NEFMC Sets Groundfish Catch Limits

The New England Fishery Management Council set groundfish catch limits for the 2024 Northeast fishing year at its December meeting in Newport, R.I. The 2024 total allowable catch for U.S. boats will include 151 metric tons of Eastern Georges Bank cod, an 11.9% increase from the 2023 fishing year. There will be 3,100 metric tons available for Eastern Georges Bank haddock, a 104% increase from last year; and 71 metric tons for Georges Bank yellowtail flounder, a decrease of 33% . The U.S. commercial groundfish sub-annual catch limit for Georges Bank haddock was set for 6,570.9 metric tons, a 41 percent% from the previous year.

For Georges Bank yellowtail flounder, the sub-ACL will go down 33% to 56.1 tons. The Framework 66 adjustment revisits the Gulf of Maine haddock quota, setting the 2024 catch limit to 1,435.1 metric tons. That is down 9% from 1,559 tons allocated during 2023; that number that was a boost from the original Gulf of Maine limit of 1,208 tons.

NOAA photo.

New Bill Could Aid Fishermen’s Safety

A federal program that protects the health and wellbeing of commercial fishermen should be expanded to include substance use disorder and worker fatigue, a group of lawmakers from New England and Alaska said. The lawmakers want to expand the Commercial Fishing Occupational Safety Research and Training Program. The program is designed to help the nation’s fishermen remain safe despite the hazardous conditions they face at sea. Republican Senator Susan Collins, who is one of the lawmakers pushing for the change, said expanding the program would help fishermen access more safety training and mental health resources. The lawmakers’ proposed changes would increase the program’s annual funding from $6 million to $12 million and remove a cost-share requirement.

On-board Fishery Monitors Case Before Supreme Court in January

The Supreme Court will hear arguments in January in Loper Bright Enterprises v. Raimondo. The case challenges a federal rule that requires the fishermen to pay for the cost of fisheries observers on their vessels who monitor compliance with fishery management rules. It is anticipated that the Supreme Court justices will consider a broader question: whether to overrule or limit a 1984 decision in Chevron v. Natural Resources Defense Council. In that decision, the court held that when a federal statute is ambiguous, courts should defer to an agency’s interpretation of that law if it is reasonable. The Chevron case now is a cornerstone of administrative law. The decision shifted power from Congress and the courts to agencies, and it is unpopular among businesses.

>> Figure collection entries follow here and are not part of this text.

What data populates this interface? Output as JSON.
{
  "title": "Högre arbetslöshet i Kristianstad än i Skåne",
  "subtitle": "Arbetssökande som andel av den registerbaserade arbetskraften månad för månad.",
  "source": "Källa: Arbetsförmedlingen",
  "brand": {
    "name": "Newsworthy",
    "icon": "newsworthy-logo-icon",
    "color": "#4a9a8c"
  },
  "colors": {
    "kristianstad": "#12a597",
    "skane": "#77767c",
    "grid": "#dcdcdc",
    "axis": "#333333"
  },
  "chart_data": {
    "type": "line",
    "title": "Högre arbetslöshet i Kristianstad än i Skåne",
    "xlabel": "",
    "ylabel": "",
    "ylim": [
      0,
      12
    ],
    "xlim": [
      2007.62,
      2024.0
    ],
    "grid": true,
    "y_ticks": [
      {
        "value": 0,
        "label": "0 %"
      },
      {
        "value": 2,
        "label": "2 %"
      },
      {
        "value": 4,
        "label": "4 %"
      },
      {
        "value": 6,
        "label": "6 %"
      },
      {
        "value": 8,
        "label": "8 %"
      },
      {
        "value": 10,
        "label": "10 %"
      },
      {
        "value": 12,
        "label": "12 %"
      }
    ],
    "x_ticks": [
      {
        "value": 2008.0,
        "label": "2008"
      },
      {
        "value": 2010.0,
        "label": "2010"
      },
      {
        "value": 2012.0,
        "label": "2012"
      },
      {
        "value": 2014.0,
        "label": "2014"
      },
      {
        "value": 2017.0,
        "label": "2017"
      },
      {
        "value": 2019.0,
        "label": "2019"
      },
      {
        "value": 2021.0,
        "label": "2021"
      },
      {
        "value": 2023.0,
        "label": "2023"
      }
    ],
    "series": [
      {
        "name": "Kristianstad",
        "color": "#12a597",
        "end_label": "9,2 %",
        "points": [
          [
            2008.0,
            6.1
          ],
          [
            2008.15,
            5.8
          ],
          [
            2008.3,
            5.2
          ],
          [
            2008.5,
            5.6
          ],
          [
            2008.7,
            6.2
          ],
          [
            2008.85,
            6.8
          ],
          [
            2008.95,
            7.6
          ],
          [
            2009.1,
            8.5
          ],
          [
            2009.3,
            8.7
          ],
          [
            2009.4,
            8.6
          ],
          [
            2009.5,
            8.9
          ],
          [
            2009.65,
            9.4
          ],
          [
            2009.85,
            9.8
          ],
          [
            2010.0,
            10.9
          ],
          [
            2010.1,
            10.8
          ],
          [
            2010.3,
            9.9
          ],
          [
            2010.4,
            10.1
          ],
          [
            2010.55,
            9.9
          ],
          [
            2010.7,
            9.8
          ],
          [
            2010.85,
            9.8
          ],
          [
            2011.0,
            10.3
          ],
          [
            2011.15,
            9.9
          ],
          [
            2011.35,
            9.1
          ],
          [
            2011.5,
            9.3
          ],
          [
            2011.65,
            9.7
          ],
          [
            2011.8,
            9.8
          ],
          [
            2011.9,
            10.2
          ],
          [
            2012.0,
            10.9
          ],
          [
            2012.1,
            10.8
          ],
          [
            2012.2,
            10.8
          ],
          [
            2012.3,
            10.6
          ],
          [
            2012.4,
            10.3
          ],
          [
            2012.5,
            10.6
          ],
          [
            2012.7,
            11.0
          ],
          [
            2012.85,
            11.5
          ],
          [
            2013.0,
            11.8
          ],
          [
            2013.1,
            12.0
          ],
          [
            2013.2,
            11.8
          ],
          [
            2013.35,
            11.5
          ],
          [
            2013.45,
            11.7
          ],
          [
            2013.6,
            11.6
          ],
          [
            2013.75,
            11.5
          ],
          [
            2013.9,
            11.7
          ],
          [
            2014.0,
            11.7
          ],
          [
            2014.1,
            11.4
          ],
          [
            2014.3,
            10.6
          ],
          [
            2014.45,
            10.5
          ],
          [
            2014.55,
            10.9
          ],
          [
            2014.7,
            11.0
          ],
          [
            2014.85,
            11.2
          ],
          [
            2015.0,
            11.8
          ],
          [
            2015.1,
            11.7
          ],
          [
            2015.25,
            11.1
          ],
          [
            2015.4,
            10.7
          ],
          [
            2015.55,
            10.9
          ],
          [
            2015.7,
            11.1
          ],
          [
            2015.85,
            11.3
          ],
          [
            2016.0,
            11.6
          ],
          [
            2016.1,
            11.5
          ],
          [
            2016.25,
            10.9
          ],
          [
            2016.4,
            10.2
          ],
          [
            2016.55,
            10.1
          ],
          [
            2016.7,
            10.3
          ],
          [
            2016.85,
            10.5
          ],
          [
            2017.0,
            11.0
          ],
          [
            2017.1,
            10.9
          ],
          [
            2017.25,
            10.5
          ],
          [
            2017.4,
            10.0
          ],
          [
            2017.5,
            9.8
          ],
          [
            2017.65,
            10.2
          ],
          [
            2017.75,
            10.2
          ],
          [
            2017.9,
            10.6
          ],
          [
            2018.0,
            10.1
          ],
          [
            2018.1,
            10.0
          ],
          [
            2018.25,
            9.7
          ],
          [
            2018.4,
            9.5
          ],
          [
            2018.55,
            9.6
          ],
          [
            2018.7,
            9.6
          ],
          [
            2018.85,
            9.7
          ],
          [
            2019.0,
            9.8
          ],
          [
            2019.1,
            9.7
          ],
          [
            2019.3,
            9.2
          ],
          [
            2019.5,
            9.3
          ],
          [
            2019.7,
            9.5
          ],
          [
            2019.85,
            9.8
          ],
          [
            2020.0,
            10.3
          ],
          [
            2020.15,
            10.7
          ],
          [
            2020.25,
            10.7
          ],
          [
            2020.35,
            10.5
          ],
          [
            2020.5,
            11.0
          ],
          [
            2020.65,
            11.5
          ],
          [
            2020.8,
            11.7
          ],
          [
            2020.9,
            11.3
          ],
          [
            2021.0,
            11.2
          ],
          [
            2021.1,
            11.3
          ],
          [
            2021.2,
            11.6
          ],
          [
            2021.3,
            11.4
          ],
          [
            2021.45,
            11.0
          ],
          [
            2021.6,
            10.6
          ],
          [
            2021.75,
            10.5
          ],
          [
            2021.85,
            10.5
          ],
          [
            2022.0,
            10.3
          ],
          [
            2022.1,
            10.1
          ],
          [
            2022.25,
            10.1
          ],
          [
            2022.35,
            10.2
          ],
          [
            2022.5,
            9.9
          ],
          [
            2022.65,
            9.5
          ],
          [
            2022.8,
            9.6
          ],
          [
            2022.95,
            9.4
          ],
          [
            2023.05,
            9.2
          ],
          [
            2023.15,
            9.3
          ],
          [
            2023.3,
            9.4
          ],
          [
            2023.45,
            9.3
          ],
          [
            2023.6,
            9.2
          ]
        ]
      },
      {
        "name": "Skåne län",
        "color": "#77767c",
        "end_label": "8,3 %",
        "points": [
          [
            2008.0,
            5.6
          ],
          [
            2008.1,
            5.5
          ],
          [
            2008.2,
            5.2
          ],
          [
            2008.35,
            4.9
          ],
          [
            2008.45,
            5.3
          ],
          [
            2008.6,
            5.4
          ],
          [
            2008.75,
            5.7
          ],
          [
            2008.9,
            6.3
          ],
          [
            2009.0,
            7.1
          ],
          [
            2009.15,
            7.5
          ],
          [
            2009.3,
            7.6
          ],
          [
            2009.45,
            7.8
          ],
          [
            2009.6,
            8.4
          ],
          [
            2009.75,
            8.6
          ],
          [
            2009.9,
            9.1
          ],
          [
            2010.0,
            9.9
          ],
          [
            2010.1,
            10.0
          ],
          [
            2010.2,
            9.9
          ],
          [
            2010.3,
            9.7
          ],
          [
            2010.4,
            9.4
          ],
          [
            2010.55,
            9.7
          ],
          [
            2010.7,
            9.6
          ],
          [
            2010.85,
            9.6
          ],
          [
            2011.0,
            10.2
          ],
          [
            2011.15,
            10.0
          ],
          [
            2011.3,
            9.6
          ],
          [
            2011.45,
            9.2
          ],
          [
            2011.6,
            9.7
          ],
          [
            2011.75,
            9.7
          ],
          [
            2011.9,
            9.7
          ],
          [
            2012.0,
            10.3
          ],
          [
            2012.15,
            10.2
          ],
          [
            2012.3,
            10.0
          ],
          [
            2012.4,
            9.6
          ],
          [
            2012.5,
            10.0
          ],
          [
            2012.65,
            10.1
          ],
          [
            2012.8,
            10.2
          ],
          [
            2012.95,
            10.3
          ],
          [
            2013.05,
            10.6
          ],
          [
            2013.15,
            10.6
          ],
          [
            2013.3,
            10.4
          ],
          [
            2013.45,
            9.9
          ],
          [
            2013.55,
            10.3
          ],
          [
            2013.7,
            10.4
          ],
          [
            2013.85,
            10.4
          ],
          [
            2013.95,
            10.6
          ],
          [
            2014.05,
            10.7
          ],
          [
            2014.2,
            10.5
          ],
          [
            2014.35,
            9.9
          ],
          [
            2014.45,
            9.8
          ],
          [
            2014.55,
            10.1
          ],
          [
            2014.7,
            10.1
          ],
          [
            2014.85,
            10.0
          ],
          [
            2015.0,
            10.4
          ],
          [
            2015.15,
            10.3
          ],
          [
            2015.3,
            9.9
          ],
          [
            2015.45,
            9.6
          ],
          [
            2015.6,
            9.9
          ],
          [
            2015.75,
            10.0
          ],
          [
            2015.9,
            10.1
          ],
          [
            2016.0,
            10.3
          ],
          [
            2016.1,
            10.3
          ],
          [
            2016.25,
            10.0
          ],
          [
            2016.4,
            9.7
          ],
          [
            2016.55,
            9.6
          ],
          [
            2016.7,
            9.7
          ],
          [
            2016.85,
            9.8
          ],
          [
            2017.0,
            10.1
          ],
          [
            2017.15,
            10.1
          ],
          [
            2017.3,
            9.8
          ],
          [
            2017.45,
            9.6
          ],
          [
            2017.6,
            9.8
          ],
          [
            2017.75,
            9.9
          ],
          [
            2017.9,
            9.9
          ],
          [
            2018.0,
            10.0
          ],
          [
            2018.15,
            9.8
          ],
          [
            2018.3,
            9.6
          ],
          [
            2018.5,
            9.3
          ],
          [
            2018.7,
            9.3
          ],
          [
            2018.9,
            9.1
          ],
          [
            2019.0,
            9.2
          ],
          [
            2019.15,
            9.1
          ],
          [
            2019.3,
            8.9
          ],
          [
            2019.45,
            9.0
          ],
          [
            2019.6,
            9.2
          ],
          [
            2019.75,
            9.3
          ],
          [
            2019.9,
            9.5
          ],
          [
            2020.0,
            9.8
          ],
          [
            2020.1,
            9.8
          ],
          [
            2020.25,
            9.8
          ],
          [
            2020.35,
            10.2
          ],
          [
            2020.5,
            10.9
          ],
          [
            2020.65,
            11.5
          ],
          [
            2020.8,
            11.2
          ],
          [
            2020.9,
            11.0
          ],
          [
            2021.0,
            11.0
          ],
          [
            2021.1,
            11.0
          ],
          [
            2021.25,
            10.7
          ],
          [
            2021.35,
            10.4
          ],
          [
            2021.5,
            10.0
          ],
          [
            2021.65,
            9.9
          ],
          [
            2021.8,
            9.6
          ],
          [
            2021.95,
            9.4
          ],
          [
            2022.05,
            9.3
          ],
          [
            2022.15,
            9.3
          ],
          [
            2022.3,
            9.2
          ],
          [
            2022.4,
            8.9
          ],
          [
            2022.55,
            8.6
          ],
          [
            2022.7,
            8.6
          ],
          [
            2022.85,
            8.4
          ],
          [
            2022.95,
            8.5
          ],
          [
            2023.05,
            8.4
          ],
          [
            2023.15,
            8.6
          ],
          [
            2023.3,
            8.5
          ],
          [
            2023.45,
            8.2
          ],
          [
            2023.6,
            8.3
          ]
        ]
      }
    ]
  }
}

No Adverse Impacts to Marine Mammals from Offshore Wind Project, Says NOAA

NOAA issued a biological opinion in late December that found a New Jersey offshore wind project which has already received preliminary approval from the Bureau of Ocean Energy Management is likely to “adversely affect” whales and other marine mammals, but that its construction, operation and eventual dismantling will not seriously harm or kill them. The Atlantic Shores project is not likely to jeopardize the continued existence of any species of endangered whales, sea turtles, or fish. The ruling is nearly identical to one the agency issued in April for the now-canceled Ocean Wind I and II projects, which would have been built in the same general area.